The Executive Council of the Western Cape is the cabinet of the executive branch of the provincial government in the South African province of the Western Cape. The Members of the Executive Council (MECs) are appointed from among the members of the Western Cape Provincial Legislature by the Premier of the Western Cape, an office held since the 2019 general election by Alan Winde. The council is referred to as the Executive Council in the national Constitution, but is denoted the Provincial Cabinet of the Western Cape in the Western Cape Constitution.

Rasool premiership: 2004–2008 
Following his election as Premier in the 2004 general election, Ebrahim Rasool announced his new Provincial Cabinet on 30 April 2004. On 26 July 2005, he announced a reshuffle affecting three portfolios, in which two new Provincial Ministers were appointed – one incumbent, Chris Stali, was fired, and another, Mcebisi Skwatsha, had resigned to take up the full-time position of Provincial Secretary of the African National Congress (ANC).

Brown premiership: 2008–2009 
Lynne Brown was sworn in as Premier in July 2008 after the incumbent, Ebrahim Rasool, resigned at the request of the ANC, his political party. Later the same week, she announced a wide-ranging cabinet reshuffle in which four new provincial ministers were appointed and most others changed portfolios, leaving only one minister, Cobus Dowry, in his initial position. Brown fired two ministers who had been viewed as aligned to Rasool – Leonard Ramatlakane and Richard Dyantyi – and one of Rasool's other ministers, Tasneem Essop, had resigned in the aftermath of Rasool's own departure.

Zille premiership

First term: 2009–2014 
In May 2009, following her election in the 2009 general election, Premier Helen Zille announced her new Provincial Cabinet. In early September 2010, she announced her first reshuffle: only three portfolios were affected, but two ministers – Lennit Max and Sakkie Jenner – were fired from the cabinet. In the 2011 local government elections, Social Development Minister Patricia de Lille was elected Mayor of Cape Town; in a minor reshuffle on 29 May, Zille announced that de Lille would be replaced by Albert Fritz, who in turn would be replaced in the Community Safety portfolio by Dan Plato.

Second term: 2014–2019 
After her re-election in the 2014 general election, Zille announced her new Provincial Cabinet, to be sworn in on 26 May 2014; she appointed two new MECs, Nomafrench Mbombo and Debbie Schäfer, who had not served in the cabinet during her first term. On 31 December 2014, Zille announced that Mbombo, who until then served as Provincial Minister of Cultural Affairs and Sport, would swap portfolios with Health Minister Theuns Botha, effective from 1 January 2015. Botha resigned from the Executive Council in April 2015 and was replaced by Anroux Marais. Finally, on 19 October 2018, Zille announced that Alan Winde would become Provincial Minister of Community Safety, replacing Dan Plato, who in turn would succeed former Minister Patricia de Lille as Mayor of Cape Town; Beverley Schäfer was appointed to the cabinet to replace Winde in the renamed Economic Opportunities portfolio.

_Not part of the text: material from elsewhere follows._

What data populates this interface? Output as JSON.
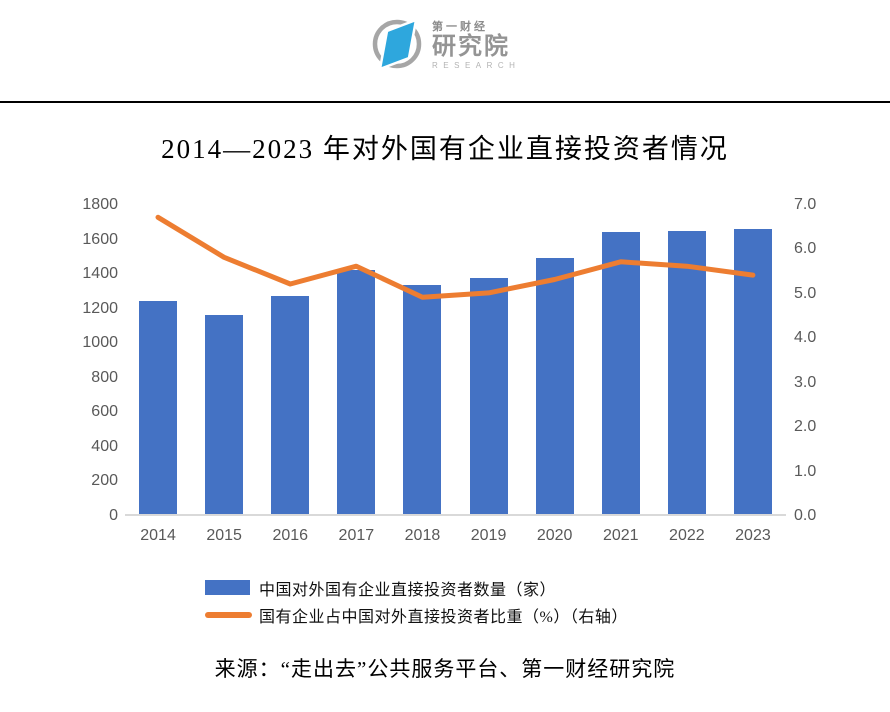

Winde premiership: 2019–present 
On 23 May 2019, following his election in the 2019 general election, Premier Alan Winde announced his new cabinet. On 24 May 2021, he appointed Daylin Mitchell as Provincial Minister for Transport and Public Works after the former incumbent, Bonginkosi Madikizela, resigned amid a qualifications fraud scandal. In early 2022, two vacancies arose in the cabinet after Albert Fritz was fired from the Community Safety portfolio and Debbie Schäfer resigned from the Education portfolio. On 22 April that year, Winde announced a reshuffle that would fill the vacancies and create two newly reconfigured portfolios, Mobility and Infrastructure. In February 2023, Winde appointed Ricardo Mackenzie as the Minister of Mobility after Daylin Mitchell was elected speaker of the Western Cape Provincial Parliament.